One of the greatest advantages of a Superintelligent AI is its power consumption. Nanotechnology promises to improve the efficiency and capacity of computing devices. Devices built using nanoparticles are likely to obtain their energy from renewable sources such as solar, wind and geothermal technologies. Therefore, a superintelligence based on nanotechnology will reduce the strain on our energy budgets. Achieving the Singularity will also imply less risk of harm to human life. Not only shall these systems predict and eradicate life-threatening occurrences, they shall also replace mankind in energy-intensive, high-risk activities (Kurzweil). The Singularity also promises reduced research and manufacturing costs. A robot made to emulate a scientist/mathematician required nearly a third the cost of using human researchers.
A successful singularity will also offer the benefit of improved speed. Current desktop supercomputers can perform nearly 900 billion calculations per second. While this rate is desirable for desktop applications, nano-based computers offer a much higher potential, with the superintelligence promising near-infinite computational speed. The Superintelligence shall, therefore, solve complex human problems within a fraction of the time it takes researchers to find a breakthrough (Bostrom). The superintelligence will also use the large volumes of data publicly available to determine trends and establish solutions to mankind’s problems that remain unexplored.

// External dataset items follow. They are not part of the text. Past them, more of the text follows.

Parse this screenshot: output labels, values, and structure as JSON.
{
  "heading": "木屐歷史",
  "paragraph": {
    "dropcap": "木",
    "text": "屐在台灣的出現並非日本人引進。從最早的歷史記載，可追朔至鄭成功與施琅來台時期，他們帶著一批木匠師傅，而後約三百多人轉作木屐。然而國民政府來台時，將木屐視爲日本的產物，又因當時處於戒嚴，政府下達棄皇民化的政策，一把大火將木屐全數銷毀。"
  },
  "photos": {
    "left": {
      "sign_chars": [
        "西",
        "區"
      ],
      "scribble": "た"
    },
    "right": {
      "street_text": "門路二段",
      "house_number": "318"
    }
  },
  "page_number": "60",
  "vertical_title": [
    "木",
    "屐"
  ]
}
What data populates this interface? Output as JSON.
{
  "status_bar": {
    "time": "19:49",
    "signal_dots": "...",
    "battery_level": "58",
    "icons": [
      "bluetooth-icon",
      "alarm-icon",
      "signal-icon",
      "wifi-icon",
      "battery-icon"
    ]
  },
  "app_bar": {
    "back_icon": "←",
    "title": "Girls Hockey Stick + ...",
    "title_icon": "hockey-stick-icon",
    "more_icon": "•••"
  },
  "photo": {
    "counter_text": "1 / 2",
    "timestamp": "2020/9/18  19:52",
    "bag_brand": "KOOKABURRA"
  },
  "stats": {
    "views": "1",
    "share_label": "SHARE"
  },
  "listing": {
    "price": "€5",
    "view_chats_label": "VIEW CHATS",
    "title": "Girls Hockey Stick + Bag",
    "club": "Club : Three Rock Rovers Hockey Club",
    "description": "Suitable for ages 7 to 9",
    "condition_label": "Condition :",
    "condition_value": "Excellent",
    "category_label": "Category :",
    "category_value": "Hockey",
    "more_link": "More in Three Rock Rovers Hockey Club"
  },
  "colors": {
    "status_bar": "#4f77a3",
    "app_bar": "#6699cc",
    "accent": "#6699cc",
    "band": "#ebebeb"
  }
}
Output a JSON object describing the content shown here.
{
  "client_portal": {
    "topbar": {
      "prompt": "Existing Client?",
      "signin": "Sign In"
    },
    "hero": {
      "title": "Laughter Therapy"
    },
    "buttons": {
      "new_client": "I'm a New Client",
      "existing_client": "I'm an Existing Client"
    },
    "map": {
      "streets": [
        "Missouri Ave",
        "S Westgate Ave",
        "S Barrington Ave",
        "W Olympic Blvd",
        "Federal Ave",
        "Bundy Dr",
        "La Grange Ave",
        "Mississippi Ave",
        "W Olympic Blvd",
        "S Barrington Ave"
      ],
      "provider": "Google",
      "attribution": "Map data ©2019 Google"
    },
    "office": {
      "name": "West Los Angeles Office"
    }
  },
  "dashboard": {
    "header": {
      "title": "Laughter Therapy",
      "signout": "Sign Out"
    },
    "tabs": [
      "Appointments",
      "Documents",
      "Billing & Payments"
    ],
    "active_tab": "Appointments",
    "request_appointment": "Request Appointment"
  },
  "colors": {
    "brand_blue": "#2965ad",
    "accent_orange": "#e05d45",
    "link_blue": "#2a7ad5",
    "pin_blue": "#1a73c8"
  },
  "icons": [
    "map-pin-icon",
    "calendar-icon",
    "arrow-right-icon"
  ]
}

The science community has aggressively pursued the creation of an Artificial Intelligence because of the benefits it promises. Critics are, however, quick to point out flaws that these enthusiasts often overlook. A superintelligence has the ability to self-replicate and build better systems within moments of deployment. Mankind could potentially be left at the mercy of these systems, probably making the superintelligence man’s last invention. Advances in computing and data science also reduce man’s learning capabilities (Carr). Since the proliferation of the internet and the invention of search engines, we can access all the information we need at the touch of a button. Scholars and literature lovers have admitted to losing their reading culture due to the ease of access. Nanotechnology and genetics could aid bioterrorism if the technology falls into the wrong hands.
Another demerit of the singularity involves its implications on life extension. Transhumanism and immortality will affect the quality of life and human psychology. We strive to achieve our personal ambitions knowing that we shall die (Clark and Eddy). With the singularity, however, this will not be possible since we have no deadline. One controversial issue with the singularity is that of job security. In many fields today, computers are already replacing human workers. Superintelligent machines could potentially take the place of entire work force or create lesser machines to do these jobs.
Even with these demerits, achieving a successful singularity is favorable and crucial to societal evolution. Judging by the evolution of economies, societies and technologies, the singularity is close. This implies a period of unprecedented economic and social growth. Improvements in the three technologies: genetics, nanotechnology and robotics, could further propel us toward a period free of disease, hunger, aging and even death. Thus, we should brace ourselves for technological singularity.